Clearly we are confident that the market will be benevolent and that this position will turn in our favor by making a profit. It corresponds to the Equivalent less the Margin which corresponds to the amount of committed capital for ongoing operations including results of current open operations and represents the cash available for opening new positions. Normally, a pip is one ten-thousandth of an exchange rate.

Such a fluctuation in the ordinary moments takes a few hours. In times of maximum turbulence fluctuations can also have hundreds of pips in a few minutes. In fact, the broker charges a fork between the buy and sell rates, the so-called spread, expressed in pips. In some cases it also adds a swap cost if the operation lasts more than 24 hours and is renewed at The swap is an interest cost, and is related to the need for the broker to make the rollover, i.

This is done to prevent the physical transfer of paper money corresponding to the currencies bought or sold, but the Inland Revenue in Italy considers this loophole of no value, thus considering taxable the Forex operations. Note that the example shown expresses a genuine opportunity to multiply by 10 a fraction of the capital over a few hours.

Obviously it can also happen in reverse, i. In certain situations you can have more liquidity than prepaid. It is generally known that in the Forex there are no commissions. In fact, brokers are appearing that offer even spread of 0. Many brokers offer included with the account, under certain conditions at very low cost or even free of chargethe VPS Virtual Private Server service that allows users to access the terminal program via a remote protocol, i.

After selecting a broker and opening an account, it is important to know the operating interface of the program and control its functions. The information previously provided allows you to correctly interpret the pane that shows the accounting data, and the one presenting the tick-to-tick performance of cross-currency conversion rates. For each time interval are reported in a very intuitive way the values:.

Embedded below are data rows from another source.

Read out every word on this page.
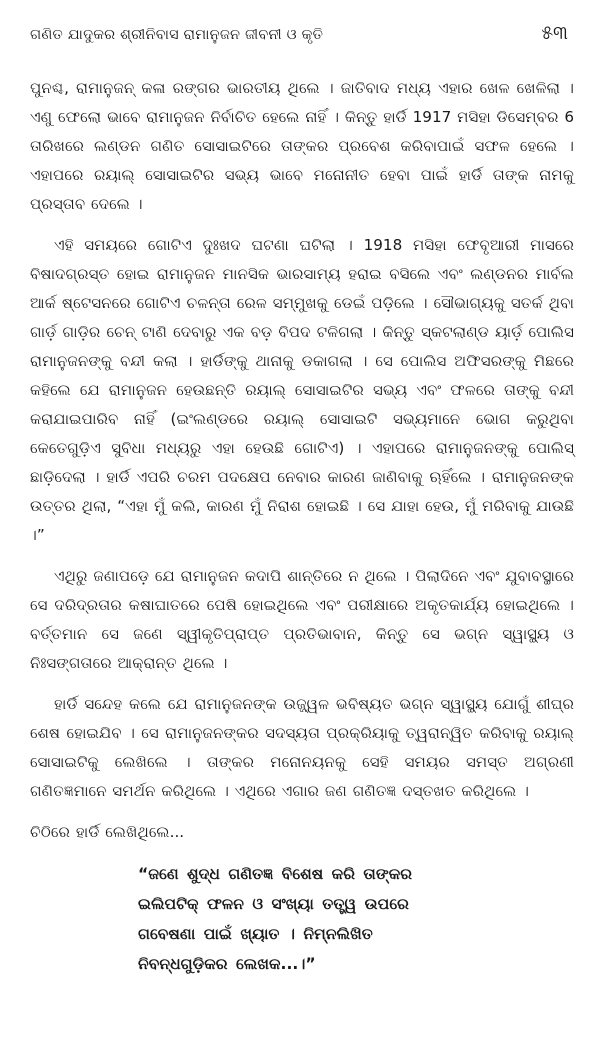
ଗଣିତ ଯାଦୁକର ଶ୍ରୀନିବାସ ରାମାନୁଜନ ଜୀବନୀ ଓ କୃତି	୫୩

ପୁନଶ୍ଚ, ରାମାନୁଜନ୍ କଳା ରଙ୍ଗର ଭାରତୀୟ ଥିଲେ । ଜାତିବାଦ ମଧ୍ୟ ଏହାର ଖେଳ ଖେଳିଲା । ଏଣୁ ଫେଲୋ ଭାବେ ରାମାନୁଜନ ନିର୍ବାଚିତ ହେଲେ ନାହିଁ । କିନ୍ତୁ ହାର୍ଡି 1917 ମସିହା ଡିସେମ୍ବର 6 ତାରିଖରେ ଲଣ୍ଡନ ଗଣିତ ସୋସାଇଟିରେ ତାଙ୍କର ପ୍ରବେଶ କରିବାପାଇଁ ସଫଳ ହେଲେ । ଏହାପରେ ରୟାଲ୍ ସୋସାଇଟିର ସଭ୍ୟ ଭାବେ ମନୋନୀତ ହେବା ପାଇଁ ହାର୍ଡି ତାଙ୍କ ନାମକୁ ପ୍ରସ୍ତାବ ଦେଲେ ।

ଏହି ସମୟରେ ଗୋଟିଏ ଦୁଃଖଦ ଘଟଣା ଘଟିଲା । 1918 ମସିହା ଫେବୃଆରୀ ମାସରେ ବିଷାଦଗ୍ରସ୍ତ ହୋଇ ରାମାନୁଜନ ମାନସିକ ଭାରସାମ୍ୟ ହରାଇ ବସିଲେ ଏବଂ ଲଣ୍ଡନର ମାର୍ବଲ ଆର୍କ ଷ୍ଟେସନରେ ଗୋଟିଏ ଚଳନ୍ତା ରେଳ ସମ୍ମୁଖକୁ ଡେଇଁ ପଡ଼ିଲେ । ସୌଭାଗ୍ୟକୁ ସତର୍କ ଥିବା ଗାର୍ଡ଼ ଗାଡ଼ିର ଚେନ୍ ଟାଣି ଦେବାରୁ ଏକ ବଡ଼ ବିପଦ ଟଳିଗଲା । କିନ୍ତୁ ସ୍କଟଲାଣ୍ଡ ୟାର୍ଡ଼ ପୋଲିସ ରାମାନୁଜନଙ୍କୁ ବନ୍ଦୀ କଲା । ହାର୍ଡିଙ୍କୁ ଥାନାକୁ ଡକାଗଲା । ସେ ପୋଲିସ ଅଫିସରଙ୍କୁ ମିଛରେ କହିଲେ ଯେ ରାମାନୁଜନ ହେଉଛନ୍ତି ରୟାଲ୍ ସୋସାଇଟିର ସଭ୍ୟ ଏବଂ ଫଳରେ ତାଙ୍କୁ ବନ୍ଦୀ କରାଯାଇପାରିବ ନାହିଁ (ଇଂଲଣ୍ଡରେ ରୟାଲ୍ ସୋସାଇଟି ସଭ୍ୟମାନେ ଭୋଗ କରୁଥିବା କେତେଗୁଡ଼ିଏ ସୁବିଧା ମଧ୍ୟରୁ ଏହା ହେଉଛି ଗୋଟିଏ) । ଏହାପରେ ରାମାନୁଜନଙ୍କୁ ପୋଲିସ୍ ଛାଡ଼ିଦେଲା । ହାର୍ଡି ଏପରି ଚରମ ପଦକ୍ଷେପ ନେବାର କାରଣ ଜାଣିବାକୁ ଋହିଁଲେ । ରାମାନୁଜନଙ୍କ ଉତ୍ତର ଥିଲା, “ଏହା ମୁଁ କଲି, କାରଣ ମୁଁ ନିରାଶ ହୋଇଛି । ସେ ଯାହା ହେଉ, ମୁଁ ମରିବାକୁ ଯାଉଛି ।”

ଏଥିରୁ ଜଣାପଡ଼େ ଯେ ରାମାନୁଜନ କଦାପି ଶାନ୍ତିରେ ନ ଥିଲେ । ପିଲାଦିନେ ଏବଂ ଯୁବାବସ୍ଥାରେ ସେ ଦରିଦ୍ରତାର କଷାଘାତରେ ପେଷି ହୋଇଥିଲେ ଏବଂ ପରୀକ୍ଷାରେ ଅକୃତକାର୍ଯ୍ୟ ହୋଇଥିଲେ । ବର୍ତ୍ତମାନ ସେ ଜଣେ ସ୍ୱୀକୃତିପ୍ରାପ୍ତ ପ୍ରତିଭାବାନ, କିନ୍ତୁ ସେ ଭଗ୍ନ ସ୍ୱାସ୍ଥ୍ୟ ଓ ନିଃସଙ୍ଗତାରେ ଆକ୍ରାନ୍ତ ଥିଲେ ।

ହାର୍ଡି ସନ୍ଦେହ କଲେ ଯେ ରାମାନୁଜନଙ୍କ ଉଜ୍ଜ୍ୱଳ ଭବିଷ୍ୟତ ଭଗ୍ନ ସ୍ୱାସ୍ଥ୍ୟ ଯୋଗୁଁ ଶୀଘ୍ର ଶେଷ ହୋଇଯିବ । ସେ ରାମାନୁଜନଙ୍କର ସଦସ୍ୟତା ପ୍ରକ୍ରିୟାକୁ ତ୍ୱରାନ୍ୱିତ କରିବାକୁ ରୟାଲ୍ ସୋସାଇଟିକୁ ଲେଖିଲେ । ତାଙ୍କର ମନୋନୟନକୁ ସେହି ସମୟର ସମସ୍ତ ଅଗ୍ରଣୀ ଗଣିତଜ୍ଞମାନେ ସମର୍ଥନ କରିଥିଲେ । ଏଥିରେ ଏଗାର ଜଣ ଗଣିତଜ୍ଞ ଦସ୍ତଖତ କରିଥିଲେ ।

ଚିଠିରେ ହାର୍ଡି ଲେଖିଥିଲେ...

“ଜଣେ ଶୁଦ୍ଧ ଗଣିତଜ୍ଞ ବିଶେଷ କରି ତାଙ୍କର
ଇଲିପଟିକ୍ ଫଳନ ଓ ସଂଖ୍ୟା ତତ୍ତ୍ୱ ଉପରେ
ଗବେଷଣା ପାଇଁ ଖ୍ୟାତ । ନିମ୍ନଲିଖିତ
ନିବନ୍ଧଗୁଡ଼ିକର ଲେଖକ...।”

Normally we use H1 charts, but also M30 and M On the chart it is possible to draw indicators Figure 7 or mathematical formulas that represent an interpretation of the past exchange rate for the foreseeable future and suggest whether it is appropriate to buy rather than sell depending on the intersection between the current signal and the indicator. The Stop Loss is the value of the exchange rate at which you consider the order should be terminated automatically by the broker.

Normally the closure should be performed manually, or should be made by automatic trading program. But it is always a good practice to define a value of Stop Loss, as for example an Internet connection could be no longer available at a market turbulence and a single operation could drain the entire value of the account if no longer monitored. It is always a good standard to define also the Take Profit from the outset, as it is very important to know at what point to consider sufficient the fluctuation in our favor.

Too low a value corresponds to a loss of income, a too high value may actually correspond to a loss as if it is not reached, the value could reverse direction. As we anticipated, with ECN type broker it is necessary to define these two values after the opening. One should not forget that Forex is a real market, so for example to the opening of a selling order the broker matches one or more purchase orders. It is true that automation and sophistication of computer tools show it as a form of gambling, but in fact an order must be drawn from the underlying platform, and this may take some time.

It is thus in this way that the Slippage should be defined, that is the acceptable deviation in pips between we place the order and the listing of the cross when the order is executed. The Magic Number is instead a unique number arbitrarily chosen by the programmer to identify the order made by the program itself, as it should operate alternately on manual orders or on orders from other programs.